In 2012, the Metropolitan Museum of Art in New York acquired one of Benton’s most famous murals, “America Today,” which captures scenes of Americans at work in the 1920s. Two years later, the museum opened a large-scale exhibition centered on the mural entitled “Thomas Hart Benton’s America Today Mural Rediscovered.”

“I do think that the acquisition of 'America Today' by the Met is a momentous event because basically you have this painting by Benton who's an artist whose work you couldn't see very easily and that's now become kind of one of the central things in the Metropolitan Museum, in itself sort of a tourist destination,” Adams said.

“Modernism has opened up quite a lot which allows a figure like Benton to come back into the storyline in a way that’s more historically accurate,” said Randy Griffey, an associate curator of modern and contemporary art at the Met.

In addition to the exhibition, The Met commissioned the Orrin Evans’ Captain Black Big Band, a 10-piece New York jazz ensemble, to produce a musical suite inspired by Benton’s mural, which the band performed in Columbia on Thursday, February 4.

Benton’s resurgence goes beyond the Met.  

“I think that over the last decade it's sort of astonishing how many young art historians have written about Benton and from different perspectives,” Adams said. “I'd say the writing on Benton is probably the liveliest area of the American field at the moment, and it's attracted some of the best writing and an extraordinary diversity of viewpoint because Benton is one of those figures.”

Even though Benton was seen as a political reactionary during much of the twentieth century, the social issues he raised in his work are also drawing people’s interest.

“He is looking into issues of class.
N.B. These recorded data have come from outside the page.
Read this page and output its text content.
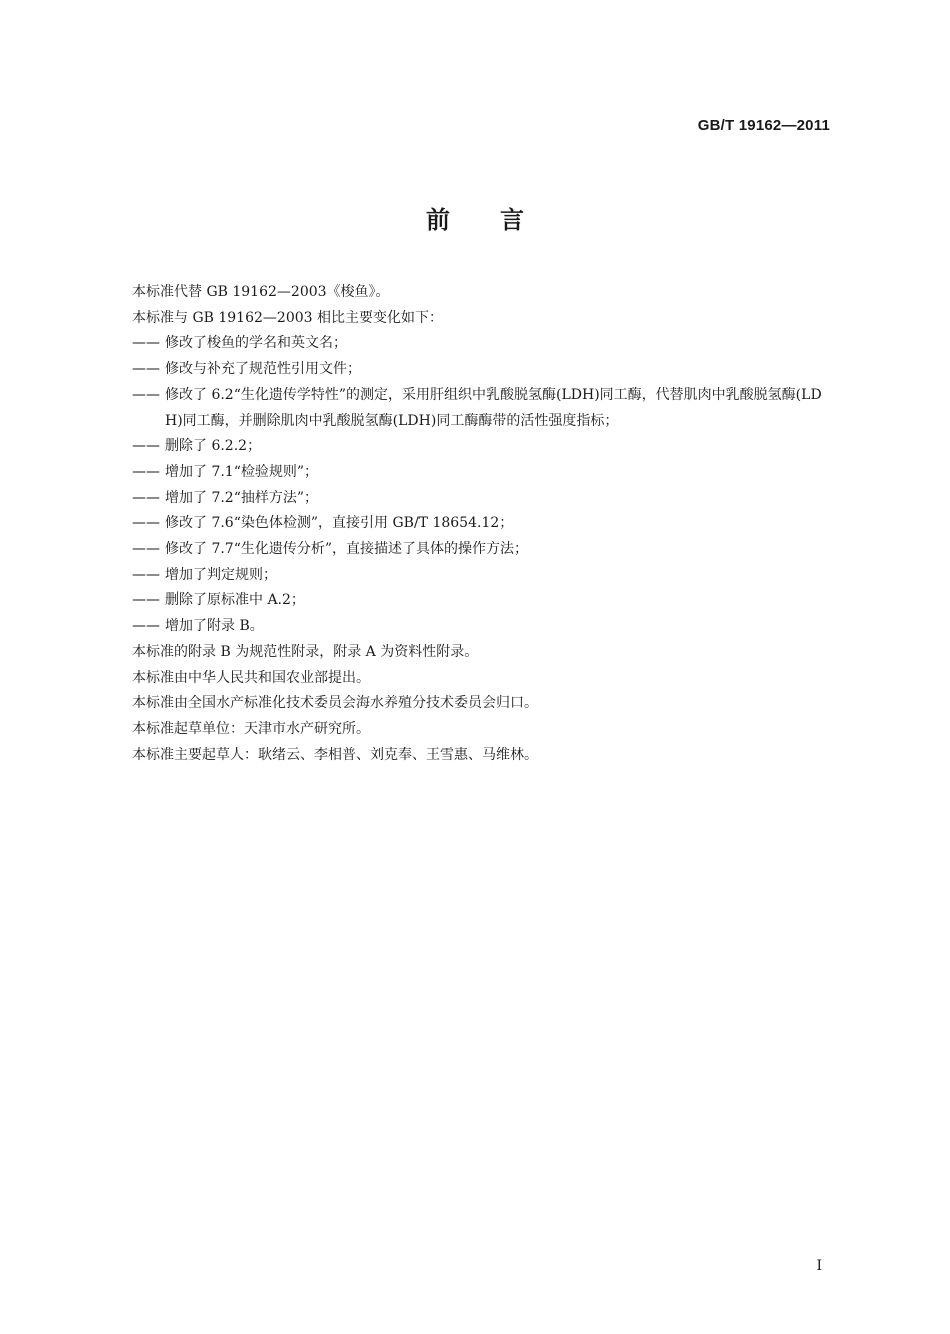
GB/T 19162—2011
前言
本标准代替 GB 19162—2003《梭鱼》。
本标准与 GB 19162—2003 相比主要变化如下：
—— 修改了梭鱼的学名和英文名；
—— 修改与补充了规范性引用文件；
—— 修改了 6.2“生化遗传学特性”的测定，采用肝组织中乳酸脱氢酶(LDH)同工酶，代替肌肉中乳酸脱氢酶(LDH)同工酶，并删除肌肉中乳酸脱氢酶(LDH)同工酶酶带的活性强度指标；
—— 删除了 6.2.2；
—— 增加了 7.1“检验规则”；
—— 增加了 7.2“抽样方法”；
—— 修改了 7.6“染色体检测”，直接引用 GB/T 18654.12；
—— 修改了 7.7“生化遗传分析”，直接描述了具体的操作方法；
—— 增加了判定规则；
—— 删除了原标准中 A.2；
—— 增加了附录 B。
本标准的附录 B 为规范性附录，附录 A 为资料性附录。
本标准由中华人民共和国农业部提出。
本标准由全国水产标准化技术委员会海水养殖分技术委员会归口。
本标准起草单位：天津市水产研究所。
本标准主要起草人：耿绪云、李相普、刘克奉、王雪惠、马维林。
I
He's exploring race,” said Joan Stack, art curator the State Historical Society of Missouri.

Stack said Benton was an outlier in his day for even including African Americans in his art. “He's somebody who, if you will, saw African Americans when other people weren't seeing them,” Stack said.

“He's really the first American painter to extensively show African Americans as sort of an integral part of American society,” Adams added.

Stack and Adams both said that Benton’s representational style and his interest in political and social issues are more in line with what today’s artists are interested in than the abstract expressionism that dominated the second half of the twentieth century.